Miner OKD needs 2016 cash lifeline to keep operating

Photo: archive of OKD

Struggling mining company OKD will, according to company bosses need a loan of around 700 million crowns to 1.0 billion crowns to ensure its ongoing activities in 2016. Without such help there is a high likelihood that it will have to halt its ongoing operations.

Photo: archive of OKD
OKD spokesman Ivo Čelechovsky commented, according to the E15 daily, that state help is vital for the mining company to continue. He added though that it should have enough cash at its disposal to pay wages for June. Managers are also taking steps towards the closure of the Paskov mine, the most exposed mine from an economic perspective whose closure has long been on the cards with the only real question being how quickly.

OKD submitted itself a submission to go into bankruptcy along with the news that it owed around 650 creditors a total of around 17 billion crowns. It has assets of around 7.0 billion crowns.

The future course of the last major hard coal miner in the country, with output used both for production of coke for the steel industry and for power plants producing heat and electricity, is uncertain.

A reorganization of the company would offer some hope that at least some of the current mining operations could continue at least through a gradual phased out closure. That is the outcome favoured by the region and the government and the scenario where a cash lifeline of hundreds of millions of crowns comes into play.

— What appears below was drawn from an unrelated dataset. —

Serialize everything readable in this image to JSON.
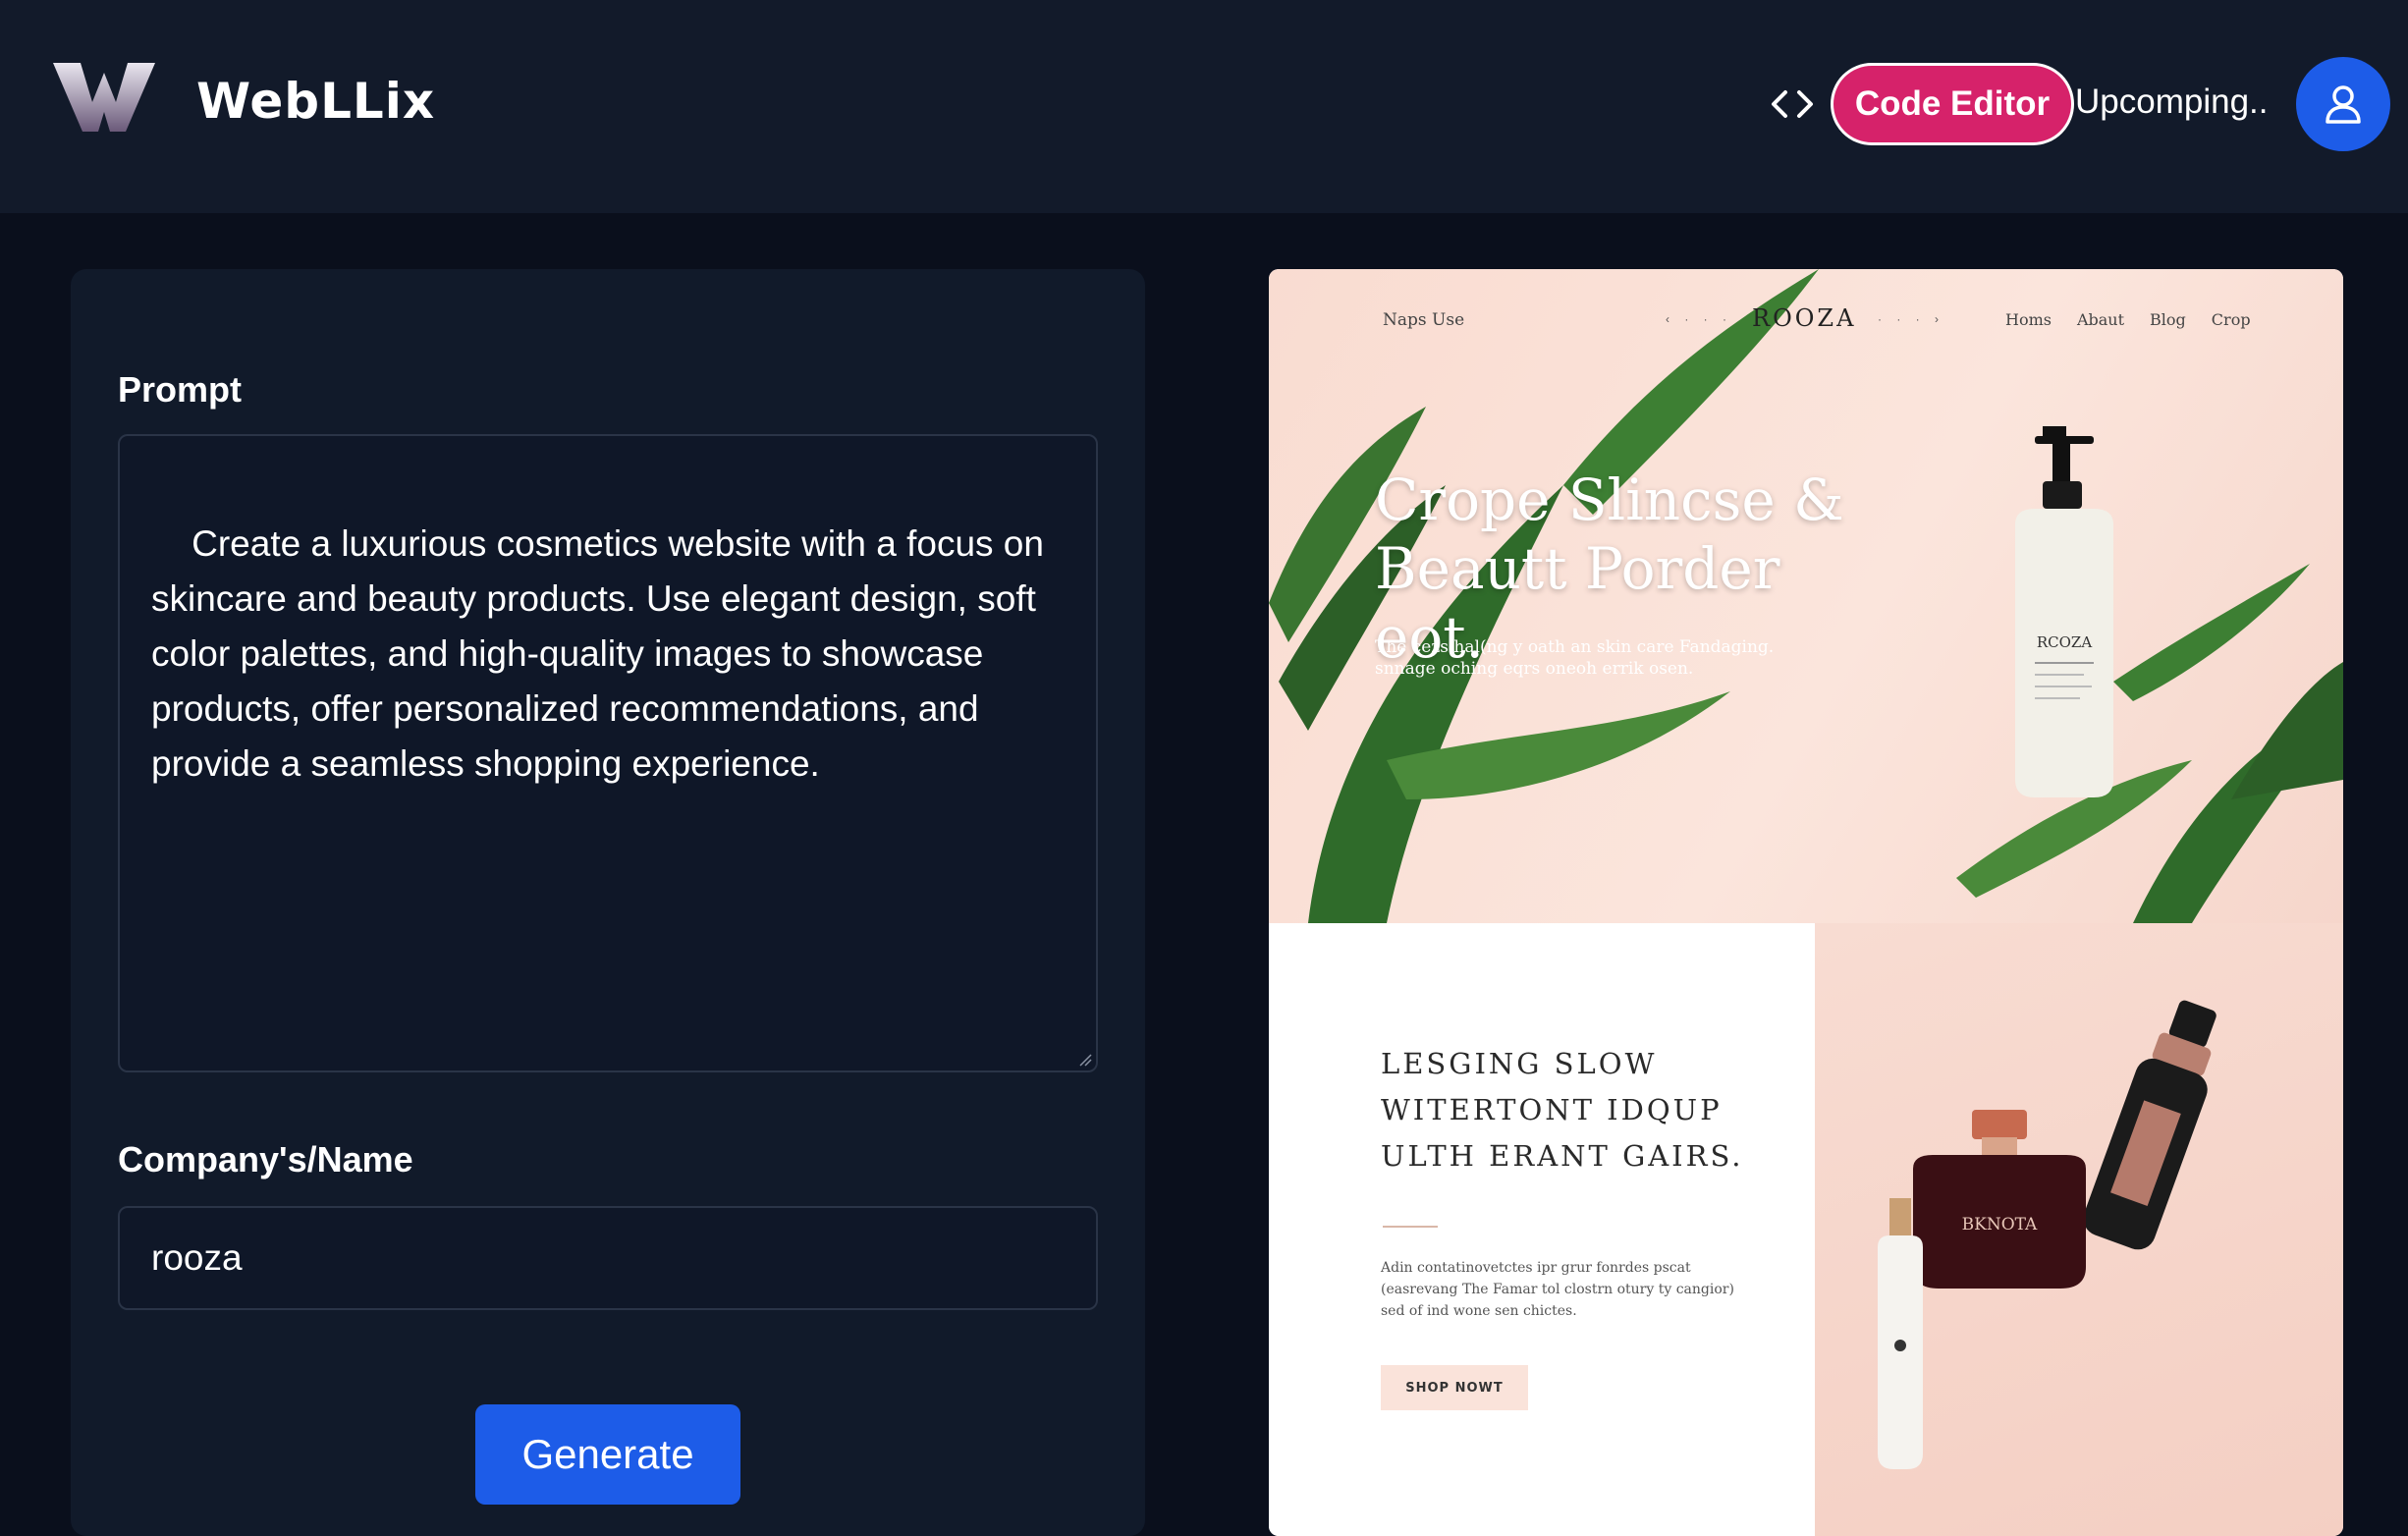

The other avenue is a more brutal bankruptcy where the assets are put up for sale and the cash generated handed over to creditors. Some Czech and Slovak businessmen have expressed interest in acquiring the mining company and relaunching operations after bankruptcy but this is clearly a much more risky roller coaster ride with the state having a lot less control on the final outcome than under reorganization.

OKD general manager Dale Ekmark has warned that any closure of the mines or operations would make their eventual re-start much more costly and complicated. He also warned that an immediate closure would probably end up costing the state and region more than a reorganization which keeps at least some of the mines operational.

The next steps in determining the future of the mining company and the around 9,000 jobs immediately connected with the mines will be taken when the committee of creditors meets with that event now scheduled to take place on August 10.